LEASEHOLD homeowners have been given fresh hope for compensation as four housebuilders have today been threatened with court action.
The Competition and Markets Authority (CMA) told Barratt Developments, Countryside Properties, Persimmon Homes, and Taylor Wimpey that it will take them to court if it finds they’ve mis-sold leasehold homes, and don’t now clean-up their practices.
Four of the UK’s biggest house builders are being investigated over fears thousands of homeowners were mis-sold leasehold propertiesCredit: Credit: AidanStock / Alamy Stock Photo
The warning comes after the watchdog found “troubling” evidence in an investigation that the housebuilders may have mistreated leasehold buyers.
The CMA will also now consider whether it can get back compensation for leaseholders during the investigation, although it adds that this isn’t guaranteed.
It also depends if its powers are extended – something it’s requested from the government – as it also wants the ability to fine companies for breaking consumer protection law.
The CMA told The Sun it’s likely that more than 10,000 people have been affected by some of the issues, but housing minister Heather Wheeler has suggested previously that the figure could be as high as 100,000.
What have housebuilders done wrong?
The regulator said buyers may have been misled by developers, and been trapped into leaseholds with rip-off ground rents that double every decade.
It also found that developers had not clearly explained what ground rent is and whether it increases over time to some buyers.
Some people were also told properties on an estate would only be sold as leasehold homes, when they were in fact later sold as freeholds to other buyers.
Others were being misled about the cost of converting their leasehold to freehold ownership, with the cost increasing from a “small sum” to thousands of pounds with little to no warning.
In addition, the CMA said developers used unfair sales tactics, such as unnecessarily short deadlines, to complete purchases.
It meant some homebuyers may have felt pressured to buy a property that they may not have purchased had they been given more time to look into the details.
What to look out for if you want to buy a leasehold
ANDREW Johnson, money expert at the Money Advice Service, has some tips on what to consider before buying a leasehold.
- Check how many years are left on the lease. You may struggle to get a mortgage on a leasehold property which has less than 80 years to run. A short lease will be a lot more expensive to extend.
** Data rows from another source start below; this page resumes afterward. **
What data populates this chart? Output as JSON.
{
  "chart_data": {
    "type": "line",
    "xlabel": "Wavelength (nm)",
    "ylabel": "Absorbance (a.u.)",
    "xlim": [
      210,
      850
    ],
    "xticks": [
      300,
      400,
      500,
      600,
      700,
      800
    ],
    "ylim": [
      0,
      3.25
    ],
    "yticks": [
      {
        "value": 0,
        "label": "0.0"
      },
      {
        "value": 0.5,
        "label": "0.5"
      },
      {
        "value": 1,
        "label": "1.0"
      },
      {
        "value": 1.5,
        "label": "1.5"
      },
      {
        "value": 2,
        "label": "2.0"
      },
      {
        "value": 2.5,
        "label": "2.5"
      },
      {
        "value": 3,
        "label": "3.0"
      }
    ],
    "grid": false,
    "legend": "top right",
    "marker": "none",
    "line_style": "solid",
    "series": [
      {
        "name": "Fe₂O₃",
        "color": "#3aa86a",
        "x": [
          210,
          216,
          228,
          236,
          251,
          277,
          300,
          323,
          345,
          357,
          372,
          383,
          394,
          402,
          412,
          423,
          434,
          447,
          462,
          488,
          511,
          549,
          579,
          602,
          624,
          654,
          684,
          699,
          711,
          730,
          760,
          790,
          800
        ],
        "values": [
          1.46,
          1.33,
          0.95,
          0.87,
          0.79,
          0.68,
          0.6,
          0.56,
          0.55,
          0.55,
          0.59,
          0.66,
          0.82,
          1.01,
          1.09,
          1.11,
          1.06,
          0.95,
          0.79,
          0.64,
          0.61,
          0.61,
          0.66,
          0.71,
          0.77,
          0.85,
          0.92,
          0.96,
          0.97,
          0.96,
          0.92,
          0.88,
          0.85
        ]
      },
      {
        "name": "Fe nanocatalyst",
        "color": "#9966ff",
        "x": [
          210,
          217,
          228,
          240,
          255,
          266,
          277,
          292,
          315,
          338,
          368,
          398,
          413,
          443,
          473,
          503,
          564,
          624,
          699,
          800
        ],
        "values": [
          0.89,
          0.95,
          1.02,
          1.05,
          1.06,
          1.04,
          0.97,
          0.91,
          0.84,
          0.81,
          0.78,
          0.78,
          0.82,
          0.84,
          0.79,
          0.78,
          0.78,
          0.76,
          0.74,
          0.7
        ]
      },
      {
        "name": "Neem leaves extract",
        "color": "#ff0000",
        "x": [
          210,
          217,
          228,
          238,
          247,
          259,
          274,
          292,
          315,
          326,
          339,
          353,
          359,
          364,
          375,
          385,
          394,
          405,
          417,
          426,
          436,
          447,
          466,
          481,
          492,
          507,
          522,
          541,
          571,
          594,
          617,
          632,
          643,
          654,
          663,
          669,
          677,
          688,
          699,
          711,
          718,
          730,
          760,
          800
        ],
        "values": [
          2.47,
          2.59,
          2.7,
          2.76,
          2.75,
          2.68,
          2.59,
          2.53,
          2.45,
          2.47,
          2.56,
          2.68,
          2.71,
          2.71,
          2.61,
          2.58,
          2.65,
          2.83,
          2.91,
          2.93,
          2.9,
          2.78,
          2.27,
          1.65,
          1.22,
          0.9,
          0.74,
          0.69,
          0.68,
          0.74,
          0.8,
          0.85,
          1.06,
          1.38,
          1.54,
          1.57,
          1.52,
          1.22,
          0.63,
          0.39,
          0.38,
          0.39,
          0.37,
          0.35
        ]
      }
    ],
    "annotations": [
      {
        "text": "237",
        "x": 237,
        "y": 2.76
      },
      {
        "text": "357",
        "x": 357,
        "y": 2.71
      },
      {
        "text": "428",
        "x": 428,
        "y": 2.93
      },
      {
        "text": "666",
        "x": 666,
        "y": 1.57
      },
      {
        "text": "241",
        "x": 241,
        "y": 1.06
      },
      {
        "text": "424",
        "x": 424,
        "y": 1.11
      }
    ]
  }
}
- Ask about the cost of extending your lease now if this might be an issue in the future. You don’t want anything that could impact your property’s saleability in the future.
- Ask how much the ground rent is. This may be a relatively small amount now but beware escalating ground rents which have seen substantial figures payable at the end of the term of the lease. This could negatively impact your ability to sell your property in the future.
- Ask about service charges and other related costs. This generally covers repairs or maintenance to the property including building insurance. This can be several hundred or several thousands pounds, so consider how you will budget for these costs and the impact of any future increases.
The Housing, Communities and Local Government Committee warned last year that leasehold homeowners were being ripped-off by developers, freeholders and management agents.
Meanwhile, The Sun told the story of one family tapped in a home they can’t sell as their ground rent doubles every ten years up to a whopping £8,000.
According to the government, around 4.3million homes – both flats and newbuilds – in England are leasehold.
This is where you own the property for a fixed period of time but you don’t own the building or the ground it sits on.
Because of this, the leaseholder typically pays an annual ground rent to the freeholder who owns the building.
All four housebuilders told The Sun they are cooperating with the regulator while it completes its investigation.
Persimmon and Barratt added that they stopped selling leasehold newbuilds in 2017 – where they’re the landowner.
What happens next?
The CMA has now written to Barratt, Countryside, Persimmon, and Taylor Wimpey with its concerns.
Depending on the evidence the firms provide of their practices, they may be forced to give legal commitments to change the way they do business if the CMA believes it breaks consumer law.
Alternatively, if necessary, the CMA could take the firms to court, it said.
The CMA is also contacting other developers encouraging them to review their practices.
It says it aims to progress this stage of its investigation quickly, but couldn’t give a time frame.
Andrea Coscelli, chief executive of the CMA, said: “It is unacceptable for housing developers to mislead or take advantage of homebuyers.
“Everyone involved in selling leasehold homes should take note: if our investigation demonstrates that there has been mis-selling or unfair contract terms, these will not be tolerated.”
Mark Hayward, chief executive of estate agent trade body NAEA Propertymark, said it’s “promising” that the CMA is taking action against the housebuilders.
It comes after a report by the body found that 62% of leasehold property owners felt they were mis-sold while a further 93% said they wouldn’t buy another leasehold property.
Mr Hayward added: “This means that for too long house builders and developers have not been transparent enough about what it means to buy a leasehold property, leaving many in financial difficulty as they have become trapped in confusing contracts with their freeholder.”
The government plans to ban the sale of new leasehold houses and reduce ground rents for new leases to zero.
However, the changes require legislation to come into force and it’s not yet clear when this might actually happen.